Using state-of-the-art atomic resolution microscopy, the researchers show experimentally for the first time how ferroelectricity emerges in materials called hafnia-based oxides. It arises from the displacement and reversible movement of negatively charged oxygen atoms when an electric field is applied. Such materials are useful for low-power memory applications, according to Nukala, who is one of the corresponding authors of the study published in Science. “Hafnia-based ferroelectric memory devices are already in production, even though the mechanism behind their behaviour was not known,” he says.
Like magnets, ferroelectric materials show spontaneous polarisation – the separation of positive and negative charges – which can be reversed or switched using an electric field. However, they are generally unsuitable for miniaturisation because they lose their ferroelectric properties when the crystal is made smaller than a particular size.
But in 2011, scientists showed that hafnia-based oxides could exhibit ferroelectricity even when they are nano-sized, and that this ferroelectricity in fact grows stronger as the material size gets smaller, opening up numerous opportunities for microelectronics.
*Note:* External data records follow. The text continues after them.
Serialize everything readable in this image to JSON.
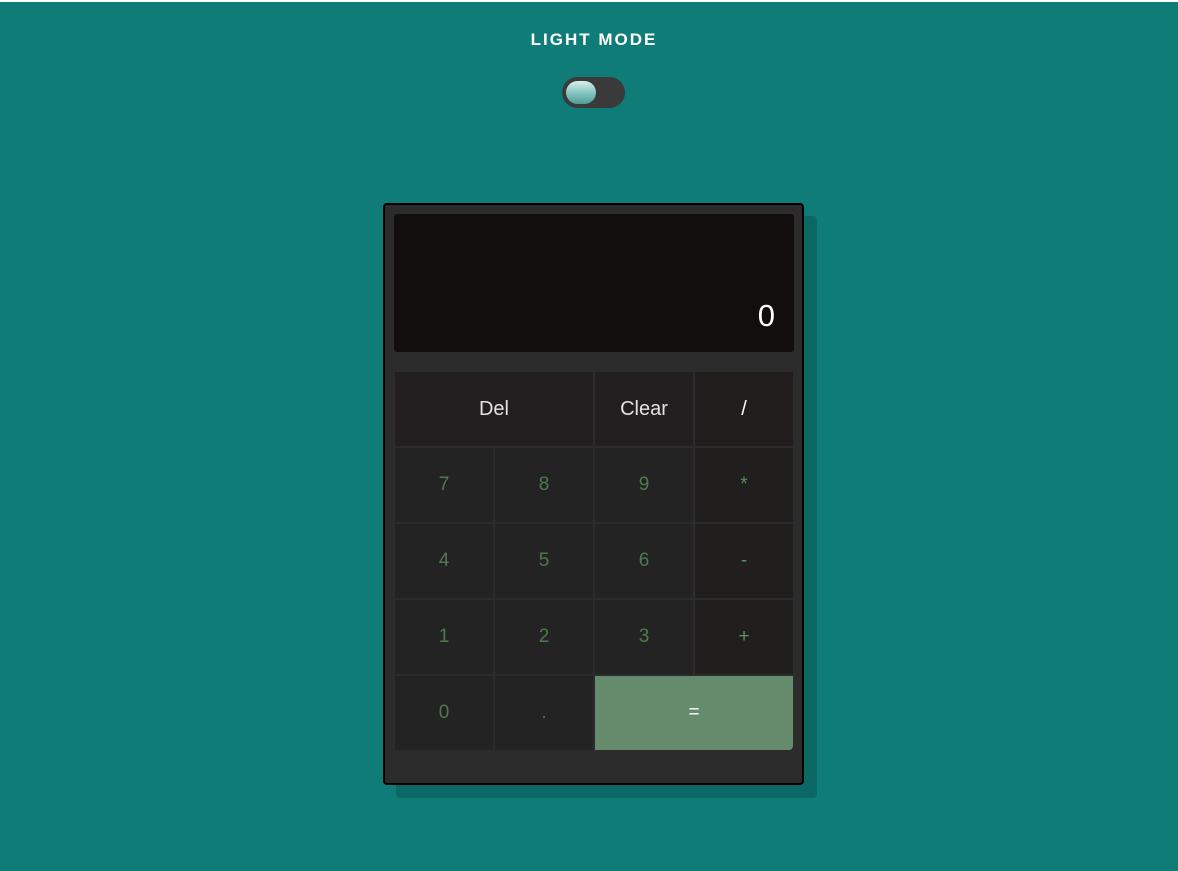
{
  "theme_toggle": {
    "label": "LIGHT MODE",
    "state": "off"
  },
  "calculator": {
    "display": {
      "value": "0"
    },
    "keys": [
      {
        "label": "Del",
        "name": "delete-key",
        "kind": "fn"
      },
      {
        "label": "Clear",
        "name": "clear-key",
        "kind": "fn"
      },
      {
        "label": "/",
        "name": "divide-key",
        "kind": "fn"
      },
      {
        "label": "7",
        "name": "digit-7-key",
        "kind": "num"
      },
      {
        "label": "8",
        "name": "digit-8-key",
        "kind": "num"
      },
      {
        "label": "9",
        "name": "digit-9-key",
        "kind": "num"
      },
      {
        "label": "*",
        "name": "multiply-key",
        "kind": "op"
      },
      {
        "label": "4",
        "name": "digit-4-key",
        "kind": "num"
      },
      {
        "label": "5",
        "name": "digit-5-key",
        "kind": "num"
      },
      {
        "label": "6",
        "name": "digit-6-key",
        "kind": "num"
      },
      {
        "label": "-",
        "name": "subtract-key",
        "kind": "op"
      },
      {
        "label": "1",
        "name": "digit-1-key",
        "kind": "num"
      },
      {
        "label": "2",
        "name": "digit-2-key",
        "kind": "num"
      },
      {
        "label": "3",
        "name": "digit-3-key",
        "kind": "num"
      },
      {
        "label": "+",
        "name": "add-key",
        "kind": "op"
      },
      {
        "label": "0",
        "name": "digit-0-key",
        "kind": "num"
      },
      {
        "label": ".",
        "name": "decimal-key",
        "kind": "num"
      },
      {
        "label": "=",
        "name": "equals-key",
        "kind": "equals"
      }
    ]
  },
  "colors": {
    "page_background": "#0f7c78",
    "calculator_body": "#2d2c2c",
    "display_background": "#120e0d",
    "digit_text": "#4f7a4d",
    "equals_background": "#668a6c"
  }
}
However, it wasn’t clear how ferroelectricity happens in these nano- sized materials. Some scientists have proposed compelling theories about why and how these materials switch, but they have not been experimentally proven so far.
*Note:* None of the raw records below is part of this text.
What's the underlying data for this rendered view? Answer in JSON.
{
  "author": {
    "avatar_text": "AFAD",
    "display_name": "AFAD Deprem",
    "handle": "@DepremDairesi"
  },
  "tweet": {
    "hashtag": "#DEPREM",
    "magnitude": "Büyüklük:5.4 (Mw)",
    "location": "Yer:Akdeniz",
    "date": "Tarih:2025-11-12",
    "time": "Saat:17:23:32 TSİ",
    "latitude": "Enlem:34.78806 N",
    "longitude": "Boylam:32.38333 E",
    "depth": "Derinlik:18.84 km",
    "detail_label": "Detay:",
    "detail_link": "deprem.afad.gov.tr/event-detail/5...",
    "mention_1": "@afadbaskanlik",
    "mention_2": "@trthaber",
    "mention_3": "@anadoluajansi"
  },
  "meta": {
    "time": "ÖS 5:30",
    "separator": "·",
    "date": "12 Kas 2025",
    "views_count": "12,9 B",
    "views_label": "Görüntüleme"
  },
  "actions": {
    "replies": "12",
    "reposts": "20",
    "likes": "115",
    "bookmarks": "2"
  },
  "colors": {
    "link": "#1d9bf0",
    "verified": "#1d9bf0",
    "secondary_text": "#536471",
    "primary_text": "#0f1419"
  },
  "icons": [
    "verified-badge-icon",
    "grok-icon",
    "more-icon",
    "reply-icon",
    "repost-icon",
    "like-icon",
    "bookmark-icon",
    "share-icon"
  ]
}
Nukala and colleagues used an advanced electron microscopy technique that had recently been developed and earlier used by a research team at the University of Groningen to visualise a hydrogen atom, the lightest chemical element. In the new study, they imaged thin films of hafnium- zirconium oxide sandwiched between two electrodes. They were also able to track the movement of atoms, including oxygen, in real time when an electric field was applied.
The researchers found that charged oxygen atoms move from one electrode to another with the hafnia layer acting as a conduit. When the electric field was reversed, the direction of migration was also reversed. It was this migration that contributed significantly to the material’s ferroelectricity, they found. When the conduit size was reduced (as the device is made smaller), oxygen conduction became more robust. These findings were also confirmed by X-ray diffraction studies carried out in Sweden.
Oxygen migration occurs due to imperfections or “vacancies” in the crystal structure, explains Nukala. “These structural defects are the key to the ferroelectric behaviour, and in general give novel functions to materials.”
Directly imaging the dynamics of light elements using electron microscopy has not been attempted until recently. Among the many challenges was fabricating electron microscope-compatible capacitors made of hafnia. The task of designing these was successfully led by Nukala, who believes that the protocols they have developed could help researchers perform similar experiments on other materials.
Another challenge was accurate statistical analysis of the microscopy data. Nukala’s student Chakrabortty, who has been working on statistical inference in biological systems, used image processing tools to establish that the reversible oxygen migration is indeed statistically significant.
The insights offered by the study open up new avenues for designing oxygen-conducting ferroelectric materials that could be used for miniature memory and logic devices.